Redefining Profitability: Dropping PPOs, Building VIP Programs, and Optimizing Billing Operations

 

Course Objectives

  1. Evaluate the Financial and Operational Impact of PPO Participation
    Learners will assess their current insurance participation mix using production and patient data to determine the feasibility and timing of reducing or eliminating PPO contracts.

  2. Develop a Strategic Exit Plan from PPO Contracts
    Learners will outline the steps required to responsibly transition out of network with insurance companies, including how to assess umbrella networks, renegotiate fees, and avoid coverage gaps for patients.

  3. Train the Dental Team for Patient Communication and Retention
    Learners will implement scripts and consistent messaging to educate staff and patients about insurance changes, minimizing confusion and maintaining trust during transitions.

  4. Design a Simple and Compliant In-House Membership (VIP) Program
    Learners will structure an easy-to-use VIP or loyalty membership plan that increases access to care, ensures regulatory compliance, and supports profitability for uninsured patients.

  5. Use Software to Automate and Track VIP Plan Discounts
    Learners will leverage tools like Open Dental to set up accurate fee schedules, streamline discounts, and reduce manual adjustments and billing errors.

  6. Understand Legal and Compliance Considerations for Membership Plans
    Learners will recognize state-by-state restrictions on collecting full membership fees upfront and understand how to align VIP programs with legal and ethical standards.

  7. Set Up a Remote or Hybrid Billing Department
    Learners will evaluate when and how to transition to a remote billing model, including key considerations for staffing, trustworthiness, and necessary technology infrastructure.

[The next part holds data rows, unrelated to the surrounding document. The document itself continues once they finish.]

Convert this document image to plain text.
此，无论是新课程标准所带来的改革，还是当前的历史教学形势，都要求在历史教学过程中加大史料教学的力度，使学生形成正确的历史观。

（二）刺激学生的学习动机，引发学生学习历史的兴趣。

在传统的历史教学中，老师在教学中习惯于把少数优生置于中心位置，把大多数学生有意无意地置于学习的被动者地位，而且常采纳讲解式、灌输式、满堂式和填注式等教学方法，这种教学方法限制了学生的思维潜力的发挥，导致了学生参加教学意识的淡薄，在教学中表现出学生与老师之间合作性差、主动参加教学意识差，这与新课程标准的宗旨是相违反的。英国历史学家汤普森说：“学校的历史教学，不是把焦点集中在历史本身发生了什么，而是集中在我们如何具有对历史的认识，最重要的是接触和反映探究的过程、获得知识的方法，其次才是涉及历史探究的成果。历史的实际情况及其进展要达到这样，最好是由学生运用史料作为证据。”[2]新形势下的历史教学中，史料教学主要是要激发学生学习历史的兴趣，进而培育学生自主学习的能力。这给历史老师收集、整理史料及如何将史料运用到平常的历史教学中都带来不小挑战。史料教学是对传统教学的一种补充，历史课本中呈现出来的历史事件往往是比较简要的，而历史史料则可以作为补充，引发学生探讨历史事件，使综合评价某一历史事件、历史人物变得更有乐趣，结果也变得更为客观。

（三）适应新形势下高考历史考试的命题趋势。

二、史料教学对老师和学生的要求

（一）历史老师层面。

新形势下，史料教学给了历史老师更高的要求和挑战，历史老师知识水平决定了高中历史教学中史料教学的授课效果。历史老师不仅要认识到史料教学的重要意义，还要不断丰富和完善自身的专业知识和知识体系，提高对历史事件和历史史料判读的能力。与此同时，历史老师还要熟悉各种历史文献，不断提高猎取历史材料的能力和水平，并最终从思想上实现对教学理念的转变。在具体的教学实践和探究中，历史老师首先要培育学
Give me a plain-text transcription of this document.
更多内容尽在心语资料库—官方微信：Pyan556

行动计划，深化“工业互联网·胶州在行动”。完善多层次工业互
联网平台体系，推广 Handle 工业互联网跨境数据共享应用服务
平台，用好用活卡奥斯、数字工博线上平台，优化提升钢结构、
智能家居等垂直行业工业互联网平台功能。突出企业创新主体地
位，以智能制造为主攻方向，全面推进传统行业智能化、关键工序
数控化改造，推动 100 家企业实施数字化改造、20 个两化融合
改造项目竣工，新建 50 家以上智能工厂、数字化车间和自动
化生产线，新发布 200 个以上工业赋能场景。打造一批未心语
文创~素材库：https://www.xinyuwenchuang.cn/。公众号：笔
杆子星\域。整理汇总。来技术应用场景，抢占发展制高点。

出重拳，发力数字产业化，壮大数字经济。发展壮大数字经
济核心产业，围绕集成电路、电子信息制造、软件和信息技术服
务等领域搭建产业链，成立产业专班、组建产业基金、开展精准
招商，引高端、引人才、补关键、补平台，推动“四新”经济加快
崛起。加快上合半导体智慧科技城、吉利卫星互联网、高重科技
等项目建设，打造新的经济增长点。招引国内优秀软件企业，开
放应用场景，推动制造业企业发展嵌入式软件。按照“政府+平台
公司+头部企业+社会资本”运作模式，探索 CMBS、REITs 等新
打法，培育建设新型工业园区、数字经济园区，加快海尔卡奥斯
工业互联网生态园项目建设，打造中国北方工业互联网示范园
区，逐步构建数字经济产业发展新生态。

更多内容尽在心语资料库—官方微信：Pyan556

  8. Onboard and Collaborate with Outsourced Billing Services
    Learners will identify best practices for hiring, onboarding, and managing third-party billing and insurance verification teams to ensure transparency, accountability, and consistent follow-through.

  9. Build Internal Systems for Insurance Oversight and Follow-Up
    Learners will implement tools like shared spreadsheets, aging report trackers, and status notes to monitor claims and ensure timely collections across internal and outsourced teams.

  10. Shift the Practice Mindset Toward Patient-Centered Financial Models
    Learners will reframe their financial systems from reactive insurance dependence to proactive patient care value, prioritizing transparency, flexibility, and sustainability.